From Apr 2021-May 2024, 14 pts at a median age of 76 yrs (65-84 yrs) were treated, 7 (50%) of who were female. 13/14 pts were ≥70 yrs at therapy initiation. 11 pts (79%) received rituximab. 6/13 pts evaluated pts (46%) had high-risk cytogenetics (KMT2A rearranged=2, hypoploidy=2, near triploidy=1, complex=1) and 7 pts (50%) had a TP53 mutation at ALL diagnosis. Two pts had KMT2A rearrangement and one pt had had CRLF2 positive B-cell ALL. A best response of CRc was attained in 13 pts (93%) (CR=12, CRi=1) and one pt has persistent disease after one cycle of therapy and awaiting response assessment after C2. All 13 responders (100%) became measurable residual disease (MRD) negative by flow cytometry (11 after 1 cycle, 2 after 2 cycles) and 11 of 12 pts (92%) evaluated by NGS based MRD became negative at sensitivity of 10^-6 (6 of 8 evaluated after C1 were negative).

At a median follow up of 15 months (mos) (95% CI 2.3-31 mos), 2 pts have relapsed; the median PFS, CRD and OS have not been reached, and 1-year rates are 64%, 70% and 73% respectively.

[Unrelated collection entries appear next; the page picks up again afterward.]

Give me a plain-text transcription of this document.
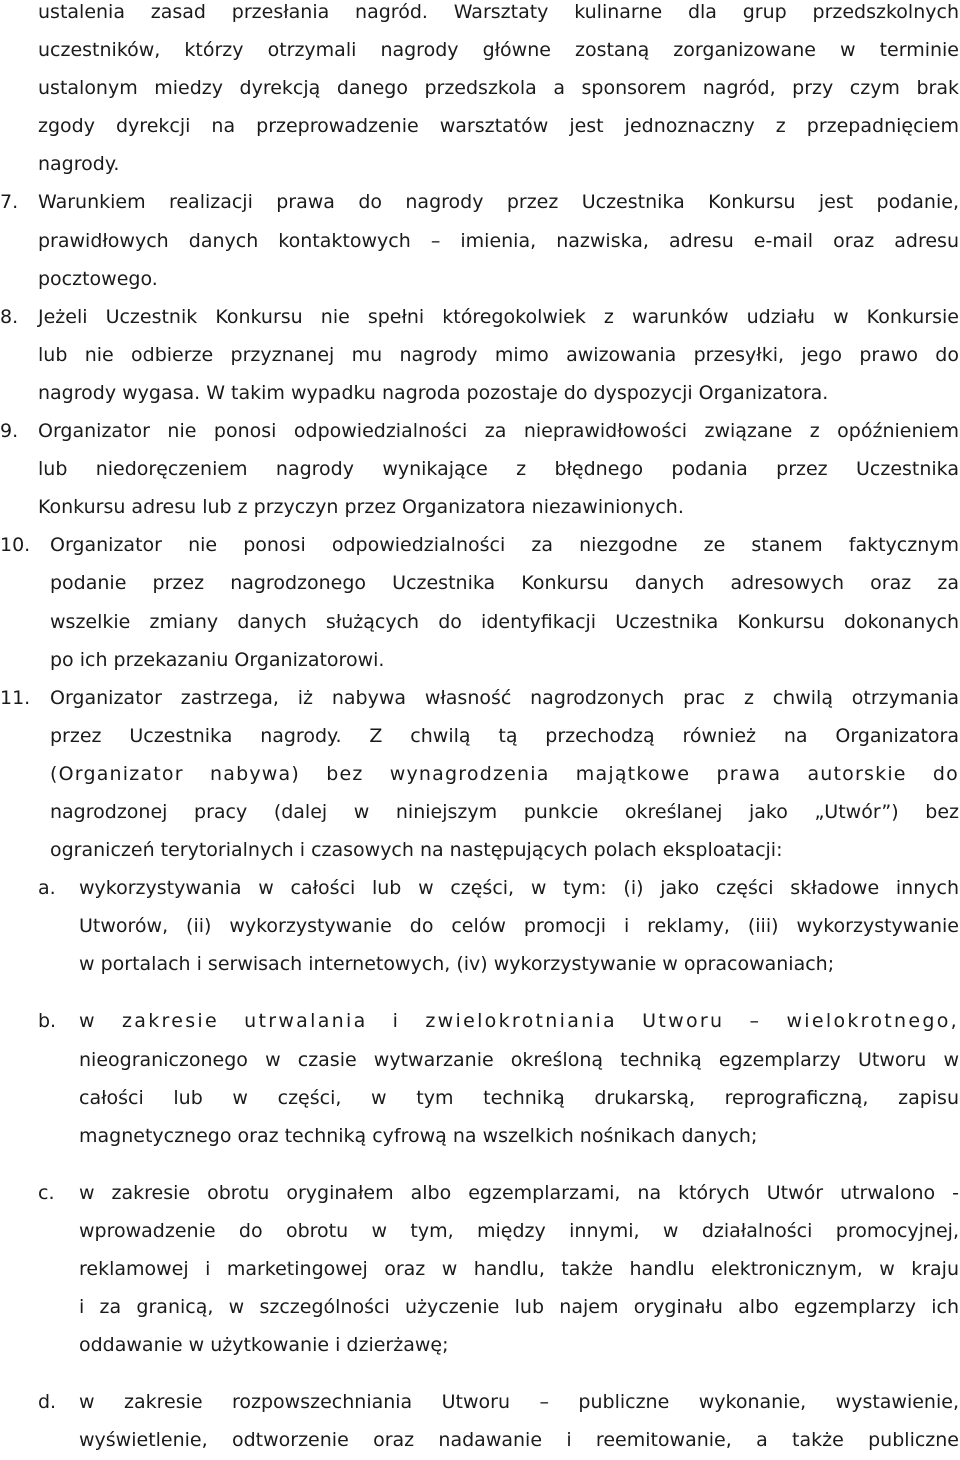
ustalenia zasad przesłania nagród. Warsztaty kulinarne dla grup przedszkolnych
uczestników, którzy otrzymali nagrody główne zostaną zorganizowane w terminie
ustalonym miedzy dyrekcją danego przedszkola a sponsorem nagród, przy czym brak
zgody dyrekcji na przeprowadzenie warsztatów jest jednoznaczny z przepadnięciem
nagrody.
7.	Warunkiem realizacji prawa do nagrody przez Uczestnika Konkursu jest podanie,
prawidłowych danych kontaktowych – imienia, nazwiska, adresu e-mail oraz adresu
pocztowego.
8.	Jeżeli Uczestnik Konkursu nie spełni któregokolwiek z warunków udziału w Konkursie
lub nie odbierze przyznanej mu nagrody mimo awizowania przesyłki, jego prawo do
nagrody wygasa. W takim wypadku nagroda pozostaje do dyspozycji Organizatora.
9.	Organizator nie ponosi odpowiedzialności za nieprawidłowości związane z opóźnieniem
lub niedoręczeniem nagrody wynikające z błędnego podania przez Uczestnika
Konkursu adresu lub z przyczyn przez Organizatora niezawinionych.
10.	Organizator nie ponosi odpowiedzialności za niezgodne ze stanem faktycznym
podanie przez nagrodzonego Uczestnika Konkursu danych adresowych oraz za
wszelkie zmiany danych służących do identyfikacji Uczestnika Konkursu dokonanych
po ich przekazaniu Organizatorowi.
11.	Organizator zastrzega, iż nabywa własność nagrodzonych prac z chwilą otrzymania
przez Uczestnika nagrody. Z chwilą tą przechodzą również na Organizatora
(Organizator nabywa) bez wynagrodzenia majątkowe prawa autorskie do
nagrodzonej pracy (dalej w niniejszym punkcie określanej jako „Utwór”) bez
ograniczeń terytorialnych i czasowych na następujących polach eksploatacji:
a.	wykorzystywania w całości lub w części, w tym: (i) jako części składowe innych
Utworów, (ii) wykorzystywanie do celów promocji i reklamy, (iii) wykorzystywanie
w portalach i serwisach internetowych, (iv) wykorzystywanie w opracowaniach;
b.	w zakresie utrwalania i zwielokrotniania Utworu – wielokrotnego,
nieograniczonego w czasie wytwarzanie określoną techniką egzemplarzy Utworu w
całości lub w części, w tym techniką drukarską, reprograficzną, zapisu
magnetycznego oraz techniką cyfrową na wszelkich nośnikach danych;
c.	w zakresie obrotu oryginałem albo egzemplarzami, na których Utwór utrwalono -
wprowadzenie do obrotu w tym, między innymi, w działalności promocyjnej,
reklamowej i marketingowej oraz w handlu, także handlu elektronicznym, w kraju
i za granicą, w szczególności użyczenie lub najem oryginału albo egzemplarzy ich
oddawanie w użytkowanie i dzierżawę;
d.	w zakresie rozpowszechniania Utworu – publiczne wykonanie, wystawienie,
wyświetlenie, odtworzenie oraz nadawanie i reemitowanie, a także publiczne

One pt underwent an allogeneic SCT (alive in CR, 30 months after SCT) and 2 pts relapsed (KMT2A rearrangement=1, hypoploidy+ TP53 mutation=1). Both relapsed pts had previously become negative on NGS based MRD assessment. At data cutoff, 5 pts have died, 2 after relapse and 3 in remission (pneumonia, myocardial infarction, non-infectious respiratory failure; none in the setting of neutropenia). The median time on study was 10 mos (1.3-14.8 mos), 3 pts completed protocol therapy and 5 pts are on active therapy. One pt had grade 3 ALT elevation and no pt developed a hepatic sinusoidal obstruction syndrome. One pt had grade 3 Blina related encephalopathy which resolved with holding Blina and treatment with steroids and Blina could be reintroduced; 5 pts (36%) had grade 1-2 confusion, 3 pts (21%) had grade 1-2 tremors and one pt had grade 2 cytokine release syndrome. No pt has developed a secondary myeloid neoplasm.

Conclusion:

A chemotherapy minimized combination of InO and Blina leads to promising response and survival outcomes in older pts with newly diagnosed B-ALL and appears tolerable. Longer follow up to assess safety, continued efficacy and incidence of secondary myeloid neoplasms is needed in this population.